A total of 105 people living with HIV were enrolled in the study between September 2021 and January 2022. Fifteen samples were excluded from the molecular testing arm due to insufficient sample volume or sample processing deficiency, whose serological results were negative. The age range of the patients was between 20 and 71 years with a mean age of 42.1 ± 2.3 years. In the present study, 67.6% (71/105) the participants were in the age range of 21–49 years. A total of 47 (44.8%) patients were already on HAART and 58 (55.2%) started HAART after being participated in the study. Demographic and epidemiological data of the study population are described in Table 1. Toxocara positive subjects with underlying conditions compared to people without underlying diseases more frequently reported (66.7% vs. 33.3%, p = 0.017). Neither demographic characteristics such as gender, age and educational levels nor other epidemiological risk factors such as occupational, HAART or, pet keeping differed significantly between the Toxocara positive and Toxocara negative patients.

Table 1 Sociodemographic characteristics of the enrolled patients (N = 105)

The mean CD4+ count in HIV/AIDS patients with positive toxocariasis serology was 255.1 ± 21.6 cells/µL. D4+ counts (cells/µL) were considered and categorized into three groups: CD4+ < 200, CD4+ 200–500, and CD4+ > 500. The seroprevalence of Toxocara infection in HIV/AIDS patients with CD4+ < 200 was 33.3% (4/12) and for the other groups were 50.0% (6/12) in 200 < CD4+ < 500, and 16.7% (2/12) in CD4+ > 500 (Table 2).

Table 2 Demographic, immunologic, and clinical manifestation of seropositive patients (N = 10)
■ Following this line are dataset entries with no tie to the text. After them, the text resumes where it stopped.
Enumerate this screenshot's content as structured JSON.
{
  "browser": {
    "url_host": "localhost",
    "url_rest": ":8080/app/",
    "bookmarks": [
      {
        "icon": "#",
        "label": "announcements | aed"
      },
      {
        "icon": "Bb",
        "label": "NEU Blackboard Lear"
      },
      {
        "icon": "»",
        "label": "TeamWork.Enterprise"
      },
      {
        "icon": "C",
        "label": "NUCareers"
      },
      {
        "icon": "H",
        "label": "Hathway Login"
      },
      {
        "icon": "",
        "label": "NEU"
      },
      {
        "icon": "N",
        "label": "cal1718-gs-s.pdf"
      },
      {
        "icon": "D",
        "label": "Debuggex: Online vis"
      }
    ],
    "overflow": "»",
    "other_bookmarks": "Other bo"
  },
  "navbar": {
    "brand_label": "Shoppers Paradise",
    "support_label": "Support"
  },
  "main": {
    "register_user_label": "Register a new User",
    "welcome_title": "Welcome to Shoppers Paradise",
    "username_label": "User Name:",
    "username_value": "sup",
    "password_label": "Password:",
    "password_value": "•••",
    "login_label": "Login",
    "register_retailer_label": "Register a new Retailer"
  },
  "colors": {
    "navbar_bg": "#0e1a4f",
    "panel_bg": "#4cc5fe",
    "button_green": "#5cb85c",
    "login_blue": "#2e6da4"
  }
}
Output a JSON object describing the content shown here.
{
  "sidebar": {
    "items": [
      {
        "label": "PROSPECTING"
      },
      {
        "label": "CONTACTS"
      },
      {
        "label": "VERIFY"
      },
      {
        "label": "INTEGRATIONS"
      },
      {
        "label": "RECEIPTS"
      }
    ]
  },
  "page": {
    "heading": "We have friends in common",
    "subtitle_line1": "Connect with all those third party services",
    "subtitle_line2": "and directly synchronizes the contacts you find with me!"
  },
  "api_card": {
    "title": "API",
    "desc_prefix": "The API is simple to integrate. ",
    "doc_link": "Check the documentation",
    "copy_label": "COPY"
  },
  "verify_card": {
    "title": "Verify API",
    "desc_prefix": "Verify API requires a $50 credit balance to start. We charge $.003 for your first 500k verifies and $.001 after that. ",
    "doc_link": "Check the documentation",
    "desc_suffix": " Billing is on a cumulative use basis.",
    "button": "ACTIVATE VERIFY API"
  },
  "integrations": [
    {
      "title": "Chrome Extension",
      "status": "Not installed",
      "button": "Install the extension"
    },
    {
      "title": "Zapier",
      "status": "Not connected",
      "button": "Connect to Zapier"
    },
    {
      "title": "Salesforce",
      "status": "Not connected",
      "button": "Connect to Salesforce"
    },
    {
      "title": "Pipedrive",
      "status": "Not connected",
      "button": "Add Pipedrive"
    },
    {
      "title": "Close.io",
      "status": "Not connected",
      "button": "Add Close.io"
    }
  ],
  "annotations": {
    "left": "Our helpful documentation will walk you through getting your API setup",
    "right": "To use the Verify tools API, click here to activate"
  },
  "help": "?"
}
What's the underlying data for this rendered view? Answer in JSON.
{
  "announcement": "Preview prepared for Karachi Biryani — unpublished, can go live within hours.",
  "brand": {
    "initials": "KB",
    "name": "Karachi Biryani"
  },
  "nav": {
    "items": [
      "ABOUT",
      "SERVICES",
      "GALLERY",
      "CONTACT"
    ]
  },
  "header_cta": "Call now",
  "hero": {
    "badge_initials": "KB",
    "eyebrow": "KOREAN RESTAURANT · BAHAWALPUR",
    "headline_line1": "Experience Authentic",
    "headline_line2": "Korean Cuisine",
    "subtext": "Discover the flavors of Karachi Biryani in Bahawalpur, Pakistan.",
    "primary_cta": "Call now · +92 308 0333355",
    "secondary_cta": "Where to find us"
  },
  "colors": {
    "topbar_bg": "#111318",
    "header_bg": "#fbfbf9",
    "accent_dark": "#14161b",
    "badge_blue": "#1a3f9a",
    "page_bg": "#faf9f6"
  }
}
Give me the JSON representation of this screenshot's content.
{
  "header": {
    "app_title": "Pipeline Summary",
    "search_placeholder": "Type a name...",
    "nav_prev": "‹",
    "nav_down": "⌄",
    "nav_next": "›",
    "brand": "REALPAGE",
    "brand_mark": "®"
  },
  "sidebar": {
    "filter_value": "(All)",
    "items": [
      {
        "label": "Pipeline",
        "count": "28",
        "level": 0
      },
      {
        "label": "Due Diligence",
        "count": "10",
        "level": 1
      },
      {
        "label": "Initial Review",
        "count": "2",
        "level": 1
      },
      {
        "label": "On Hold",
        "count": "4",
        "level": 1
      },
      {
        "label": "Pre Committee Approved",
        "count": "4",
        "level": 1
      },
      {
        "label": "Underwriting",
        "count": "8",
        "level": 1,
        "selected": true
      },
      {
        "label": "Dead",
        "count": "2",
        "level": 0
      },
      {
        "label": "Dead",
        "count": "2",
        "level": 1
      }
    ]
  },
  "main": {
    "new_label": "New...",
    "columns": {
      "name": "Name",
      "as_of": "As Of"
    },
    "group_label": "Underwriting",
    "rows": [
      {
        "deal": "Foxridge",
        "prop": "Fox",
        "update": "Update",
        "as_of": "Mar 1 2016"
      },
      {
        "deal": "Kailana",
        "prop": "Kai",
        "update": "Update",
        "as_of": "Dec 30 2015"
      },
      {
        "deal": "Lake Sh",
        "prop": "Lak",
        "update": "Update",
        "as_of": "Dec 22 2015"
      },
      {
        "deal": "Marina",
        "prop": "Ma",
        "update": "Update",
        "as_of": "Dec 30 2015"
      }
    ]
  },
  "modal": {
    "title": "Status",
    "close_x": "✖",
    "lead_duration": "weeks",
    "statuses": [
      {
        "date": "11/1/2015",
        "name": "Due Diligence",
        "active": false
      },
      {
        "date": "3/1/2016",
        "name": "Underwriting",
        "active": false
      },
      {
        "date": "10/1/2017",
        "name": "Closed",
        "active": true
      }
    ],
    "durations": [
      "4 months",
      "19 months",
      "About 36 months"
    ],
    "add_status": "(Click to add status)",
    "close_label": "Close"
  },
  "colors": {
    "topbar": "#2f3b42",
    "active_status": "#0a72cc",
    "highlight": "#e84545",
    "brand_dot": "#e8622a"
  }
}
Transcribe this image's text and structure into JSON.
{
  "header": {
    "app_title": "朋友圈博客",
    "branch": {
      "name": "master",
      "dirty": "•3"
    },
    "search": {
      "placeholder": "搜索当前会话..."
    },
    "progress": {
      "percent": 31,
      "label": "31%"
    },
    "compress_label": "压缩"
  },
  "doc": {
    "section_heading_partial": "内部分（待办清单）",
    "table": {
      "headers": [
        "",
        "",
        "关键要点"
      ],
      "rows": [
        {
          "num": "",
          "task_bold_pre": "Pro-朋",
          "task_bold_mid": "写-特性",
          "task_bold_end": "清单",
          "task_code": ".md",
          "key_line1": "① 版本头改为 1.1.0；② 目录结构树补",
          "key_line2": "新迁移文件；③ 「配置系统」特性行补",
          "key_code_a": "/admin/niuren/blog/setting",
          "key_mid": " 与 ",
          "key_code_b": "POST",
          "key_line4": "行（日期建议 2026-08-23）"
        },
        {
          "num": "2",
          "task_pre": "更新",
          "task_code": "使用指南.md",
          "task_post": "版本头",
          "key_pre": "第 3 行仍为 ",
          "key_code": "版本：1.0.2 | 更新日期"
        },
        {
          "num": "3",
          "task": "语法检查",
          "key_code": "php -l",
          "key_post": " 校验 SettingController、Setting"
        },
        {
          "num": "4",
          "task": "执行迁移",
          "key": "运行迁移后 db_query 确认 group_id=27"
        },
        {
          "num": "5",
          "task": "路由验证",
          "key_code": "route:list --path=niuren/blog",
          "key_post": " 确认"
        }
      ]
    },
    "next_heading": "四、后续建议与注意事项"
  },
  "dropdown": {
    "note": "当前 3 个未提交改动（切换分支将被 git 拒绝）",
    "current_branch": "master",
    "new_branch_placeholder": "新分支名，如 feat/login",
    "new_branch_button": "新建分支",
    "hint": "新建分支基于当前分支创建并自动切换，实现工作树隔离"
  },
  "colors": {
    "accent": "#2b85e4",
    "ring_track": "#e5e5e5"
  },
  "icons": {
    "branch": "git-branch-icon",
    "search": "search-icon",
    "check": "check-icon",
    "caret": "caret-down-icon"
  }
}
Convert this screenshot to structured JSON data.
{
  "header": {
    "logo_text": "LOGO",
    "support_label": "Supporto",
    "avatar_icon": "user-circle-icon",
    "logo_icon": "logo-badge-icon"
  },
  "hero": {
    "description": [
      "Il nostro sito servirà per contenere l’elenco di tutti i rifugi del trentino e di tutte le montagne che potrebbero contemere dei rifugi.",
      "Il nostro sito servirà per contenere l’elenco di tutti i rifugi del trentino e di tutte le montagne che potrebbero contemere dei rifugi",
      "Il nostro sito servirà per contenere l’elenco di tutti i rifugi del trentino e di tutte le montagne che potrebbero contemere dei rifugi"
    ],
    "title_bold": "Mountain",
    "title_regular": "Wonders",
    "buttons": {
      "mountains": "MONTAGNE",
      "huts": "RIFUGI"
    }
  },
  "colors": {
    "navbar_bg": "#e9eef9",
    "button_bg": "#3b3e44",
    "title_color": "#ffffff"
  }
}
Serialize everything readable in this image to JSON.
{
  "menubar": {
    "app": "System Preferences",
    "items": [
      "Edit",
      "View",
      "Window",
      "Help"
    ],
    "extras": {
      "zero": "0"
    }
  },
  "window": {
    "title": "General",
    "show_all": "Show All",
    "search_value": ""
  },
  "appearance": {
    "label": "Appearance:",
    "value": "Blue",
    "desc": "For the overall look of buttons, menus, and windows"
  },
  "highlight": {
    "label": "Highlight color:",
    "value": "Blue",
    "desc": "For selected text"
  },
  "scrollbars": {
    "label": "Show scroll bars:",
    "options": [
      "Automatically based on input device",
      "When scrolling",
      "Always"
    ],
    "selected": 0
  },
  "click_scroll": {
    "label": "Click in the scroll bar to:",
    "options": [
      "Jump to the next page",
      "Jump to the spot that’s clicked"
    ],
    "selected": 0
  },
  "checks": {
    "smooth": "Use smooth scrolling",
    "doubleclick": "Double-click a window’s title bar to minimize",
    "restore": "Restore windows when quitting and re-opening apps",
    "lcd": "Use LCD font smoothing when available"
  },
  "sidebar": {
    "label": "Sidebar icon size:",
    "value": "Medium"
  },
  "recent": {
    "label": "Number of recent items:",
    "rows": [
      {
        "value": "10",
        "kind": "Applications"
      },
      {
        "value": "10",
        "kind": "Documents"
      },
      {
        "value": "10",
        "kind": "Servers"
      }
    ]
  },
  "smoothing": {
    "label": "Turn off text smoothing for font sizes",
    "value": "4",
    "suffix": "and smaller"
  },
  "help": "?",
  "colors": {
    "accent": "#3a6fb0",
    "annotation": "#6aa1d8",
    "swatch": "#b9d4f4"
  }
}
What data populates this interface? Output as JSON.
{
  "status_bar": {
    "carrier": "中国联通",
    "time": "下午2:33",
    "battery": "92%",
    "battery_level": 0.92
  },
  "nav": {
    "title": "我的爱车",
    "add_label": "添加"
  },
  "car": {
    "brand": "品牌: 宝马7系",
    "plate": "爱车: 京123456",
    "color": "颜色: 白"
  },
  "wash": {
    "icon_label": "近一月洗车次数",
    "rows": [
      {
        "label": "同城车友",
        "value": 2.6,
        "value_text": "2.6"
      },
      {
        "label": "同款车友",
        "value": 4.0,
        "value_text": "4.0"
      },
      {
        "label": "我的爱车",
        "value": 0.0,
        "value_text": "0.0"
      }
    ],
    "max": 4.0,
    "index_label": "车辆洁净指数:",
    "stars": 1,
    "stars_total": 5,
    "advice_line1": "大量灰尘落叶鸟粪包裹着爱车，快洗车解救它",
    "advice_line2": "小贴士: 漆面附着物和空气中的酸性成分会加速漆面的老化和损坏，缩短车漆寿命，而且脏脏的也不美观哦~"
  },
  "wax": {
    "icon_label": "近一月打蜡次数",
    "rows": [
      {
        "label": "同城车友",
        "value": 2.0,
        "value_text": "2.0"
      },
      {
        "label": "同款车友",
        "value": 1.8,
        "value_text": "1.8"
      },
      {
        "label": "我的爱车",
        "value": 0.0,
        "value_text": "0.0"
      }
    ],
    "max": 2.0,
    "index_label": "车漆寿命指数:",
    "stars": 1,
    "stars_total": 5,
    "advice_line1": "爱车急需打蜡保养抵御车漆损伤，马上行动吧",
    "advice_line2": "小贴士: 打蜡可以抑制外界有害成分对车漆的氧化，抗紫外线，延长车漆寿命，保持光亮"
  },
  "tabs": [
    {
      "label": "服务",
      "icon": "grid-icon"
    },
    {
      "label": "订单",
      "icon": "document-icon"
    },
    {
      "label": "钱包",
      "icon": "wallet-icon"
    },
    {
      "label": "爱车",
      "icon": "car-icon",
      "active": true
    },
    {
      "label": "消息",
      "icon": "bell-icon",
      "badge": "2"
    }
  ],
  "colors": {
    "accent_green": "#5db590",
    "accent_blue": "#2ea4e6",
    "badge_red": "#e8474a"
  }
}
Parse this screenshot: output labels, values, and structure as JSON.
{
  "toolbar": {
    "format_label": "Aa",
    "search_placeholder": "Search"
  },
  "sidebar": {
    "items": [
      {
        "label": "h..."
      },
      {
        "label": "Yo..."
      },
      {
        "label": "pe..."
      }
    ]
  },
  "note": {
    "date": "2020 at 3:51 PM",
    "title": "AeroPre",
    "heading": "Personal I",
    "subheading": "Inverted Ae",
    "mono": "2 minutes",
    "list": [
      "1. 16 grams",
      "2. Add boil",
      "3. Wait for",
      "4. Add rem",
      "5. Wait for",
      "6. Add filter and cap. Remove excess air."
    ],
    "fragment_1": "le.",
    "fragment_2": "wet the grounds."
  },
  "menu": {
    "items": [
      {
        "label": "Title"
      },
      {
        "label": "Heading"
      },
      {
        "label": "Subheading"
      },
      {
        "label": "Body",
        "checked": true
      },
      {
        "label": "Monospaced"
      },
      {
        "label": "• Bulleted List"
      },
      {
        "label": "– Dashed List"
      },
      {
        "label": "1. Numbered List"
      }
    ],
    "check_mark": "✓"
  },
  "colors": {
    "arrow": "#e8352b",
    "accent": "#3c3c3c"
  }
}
The ELISA method revealed that 12/105 samples (11.4%) were positive for anti-Toxocara IgG antibodies, 8/105 (7.6%) equivocal and inside the grey zone, while 85/105 (81.0%) were negative (Table 3).

Table 3 Distribution of anti-Toxocara IgG antibody titers determined by ELISA (N = 105)

The result of molecular detection of toxocariasis by ITS1 and ITS2 of Toxocara species in this study is shown in Fig. 1. The findings of PCR confirmed Toxocara DNA in 3/12 (25.0%) serum samples.

Fig. 1
figure 1

Analysis of PCR products amplified of Toxocara species from serum samples by 1.5% agarose gel electrophoresis. M: Molecular size marker 100-bp, P: Positive control with DNA of the parasite, N: Negative control without DNA. Lanes 4–6: Toxocara canis with YY1/NC2 primers. Full-length gel image is provided in Supplementary Fig. 1


Toxocara is a zoonotic cosmopolitan infection that is more common in tropical areas with poor sanitation, where the soil is highly contaminated with Toxocara eggs from dogs and cats, and can survive for long time in moist soil [14]. Seroprevalence studies of Toxocara infection vary by geographic location. The global seroprevalence in general population is reported to be 38% [1]. In Iran, about 34.5% of the population is estimated to have antibodies against the infection [15]. The higher prevalence of anti-Toxocara IgG antibodies in more developed countries than Iran could be due to a higher consumption of raw or undercooked meat and contaminated vegetables. In addition, the transmission of toxocariasis is more common in regions with warm climates and lower altitudes than in regions with cold climates and mountainous areas such as European countries [16,17,18].

There are very few studies on the prevalence of toxocariasis in HIV/AIDS patients. In the present study, among the participants with HIV, 11.4% were seropositive for Toxocara infection, but this difference did not reach statistical significance. The prevalence of toxocariasis in our study was higher than that reported in a study of HIV-1 infected individuals in Beira, Mozambique with a prevalence of 7.3% [19]. In South Korea, it was shown in a report that the presence of toxocariasis cannot rule out HIV infection, and co-infection should be considered [20].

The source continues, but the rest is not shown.